Many moms, myself included, were forced out of the workforce when Covid hit in early 2020. We have kids that are too young to fend for themselves and jobs that were either unwilling or unable to accommodate working from home.
With the hope that most schools across the country will be back to normal with in-person instruction for fall 2021, many women are beginning to reenter the workforce.
Dear Chicago area schools, please do not make me do another year of homeschooling...I fear I will not survive it.
We are collectively updating our resumes, brushing up on our interview skills, and logging onto LinkedIn to start putting our feelers out there through our existing network.
A few weeks ago, when I finally logged on after a long hiatus, it hit me, LinkedIn is just one big toxic circle jerk.
Blame it on all the time I spent at home over the last two years — maybe it made me more reflective and critical, or perhaps LinkedIn has always had a weird frat guy vibe, and I couldn’t see it before.
What in the hell happened?
Several of my girlfriends are in the same boat as me, career business professionals from the Chicago area who left the workforce to care for our kids who were unable to navigate virtual school alone.
I reached out to them to test my theory.
Maybe they were still finding value in the network, and I just needed to spend less time at home with my kids and clear my head of the cobwebs that had begun to develop.
But I wasn’t wrong, and they all agreed. LinkedIn had become a raging frat party after more than 3,000,000 of us moms logged off to care for our families.
We were looking for resources to help us get back into the workforce, but we found humble brags and bullshit posturing.
And men, so many damn men.
If that wasn’t enough, it seemed there was this new trend of stroking each other’s egos under every shared article or business update.
Still, we persisted.
We cleaned up our LinkedIn profiles by correctly categorizing our stay-at-home parent hiatus, updated our resumes, and added new profile pictures using an image that somehow struck the perfect balance between attractive and practical — we went to work finding work.
This little professional soon-to-be ex-stay-at-home mom’s network came with the promise of coffee once a week to update and support one another as we journeyed through this strange new phase of life.
Since we were all well-educated professional women, landing several interviews within the first week of starting our search wasn’t much of a surprise.
I had five initial interviews the week after I started applying for jobs. I was elated by that level of interest and felt like maybe my reluctant homeschool teacher/forced covid break wouldn’t become the career-killer I was worried about.
After our first round of interviews, we got together for our second moms-squad-job-search coffee date, and one look at my friends told me the high of our collective interview buzz was wearing off.
All of the jobs we were interviewing for were only willing to pay us a fraction of our former salaries. When one friend pushed back on an interviewing recruiter, she was told her employment gap was to blame for the lower salary range.
I’m sorry, Rebecca recruiter, but did you forget there was a global pandemic that forced professional women to choose between their children and their careers?
The corporate Rolodex left behind three million of us women, and none of us are sure how to get back to where we once were without starting all over again.
LinkedIn is a virtual good old boys club.
I spent hours on LinkedIn scrolling through jobs, emailing former colleagues, and directly reaching out to recruiters.
All I found were barely paid internships and roles that were only willing to pay 50–60% of my former salary. But us moms have already paid our dues — and then some.

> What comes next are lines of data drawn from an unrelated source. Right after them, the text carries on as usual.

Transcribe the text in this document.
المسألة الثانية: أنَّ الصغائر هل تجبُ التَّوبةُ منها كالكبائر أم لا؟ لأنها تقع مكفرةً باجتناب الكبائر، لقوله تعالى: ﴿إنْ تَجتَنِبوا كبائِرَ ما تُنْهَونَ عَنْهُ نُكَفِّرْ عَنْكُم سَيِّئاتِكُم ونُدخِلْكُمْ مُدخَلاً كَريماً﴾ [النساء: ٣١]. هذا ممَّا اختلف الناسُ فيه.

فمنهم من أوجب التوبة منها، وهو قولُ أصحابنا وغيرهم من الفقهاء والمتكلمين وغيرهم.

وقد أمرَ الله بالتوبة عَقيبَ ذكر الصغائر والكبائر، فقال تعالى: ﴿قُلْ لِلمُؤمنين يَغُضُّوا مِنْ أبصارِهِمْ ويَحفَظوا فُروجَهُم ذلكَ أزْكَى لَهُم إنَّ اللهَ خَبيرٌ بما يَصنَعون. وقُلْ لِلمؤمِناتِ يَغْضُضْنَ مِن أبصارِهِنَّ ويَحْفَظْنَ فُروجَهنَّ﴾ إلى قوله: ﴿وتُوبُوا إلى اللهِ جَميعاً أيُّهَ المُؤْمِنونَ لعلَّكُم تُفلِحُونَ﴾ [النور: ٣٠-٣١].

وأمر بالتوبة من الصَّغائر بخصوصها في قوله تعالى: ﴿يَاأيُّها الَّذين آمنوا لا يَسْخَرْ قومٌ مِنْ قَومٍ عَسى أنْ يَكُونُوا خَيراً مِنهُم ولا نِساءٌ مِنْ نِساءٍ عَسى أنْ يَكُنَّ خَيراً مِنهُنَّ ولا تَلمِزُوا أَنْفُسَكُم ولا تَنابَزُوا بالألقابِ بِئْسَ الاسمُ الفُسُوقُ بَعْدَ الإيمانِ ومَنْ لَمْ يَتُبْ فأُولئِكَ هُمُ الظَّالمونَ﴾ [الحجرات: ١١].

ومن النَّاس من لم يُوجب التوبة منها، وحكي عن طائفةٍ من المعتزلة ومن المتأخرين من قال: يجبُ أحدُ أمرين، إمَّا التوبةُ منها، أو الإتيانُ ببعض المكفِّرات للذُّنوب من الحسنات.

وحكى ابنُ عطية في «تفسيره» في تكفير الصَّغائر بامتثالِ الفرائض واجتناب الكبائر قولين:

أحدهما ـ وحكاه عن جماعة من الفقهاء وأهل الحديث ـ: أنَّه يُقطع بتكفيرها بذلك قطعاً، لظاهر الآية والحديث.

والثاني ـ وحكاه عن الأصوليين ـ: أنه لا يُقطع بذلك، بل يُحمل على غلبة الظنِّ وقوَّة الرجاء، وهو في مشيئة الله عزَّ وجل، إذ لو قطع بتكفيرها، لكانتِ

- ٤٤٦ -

We worked our way to the top only to take a break to care for our kids and battle Covid. Now, instead of welcoming us back with open arms, we’re being asked to start at the bottom and climb the corporate ladder once again — and according to nearly every article posted on LinkedIn, jobs are plentiful, and we should be grateful. Or maybe we should trust the college recruiter who keeps slipping into your inbox to tell you that another master’s degree might be just the ticket to getting the job you want.
Do I sound a little angry?
Well, I am.
I’m angry for our families and our daughters. We moms will get back on our feet and learn to thrive once again, but at what cost? How many of our family’s once-in-a-lifetime moments will we miss while trying to make up for all the ground we lost as women in the workforce?
LinkedIn serves as a reminder of everything that is wrong with corporate culture in the industrialized world. We are overworked, undervalued, and expected to shut up and be happy with the scraps — especially as women.
They masquerade as a corporate networking platform, but they’re just another good old boys club gathering to stroke each other and perpetuate the facade of equal opportunity.
As for me, I’ve officially deactivated my profile and unsubscribed to the notion that without LinkedIn, my professional career is doomed.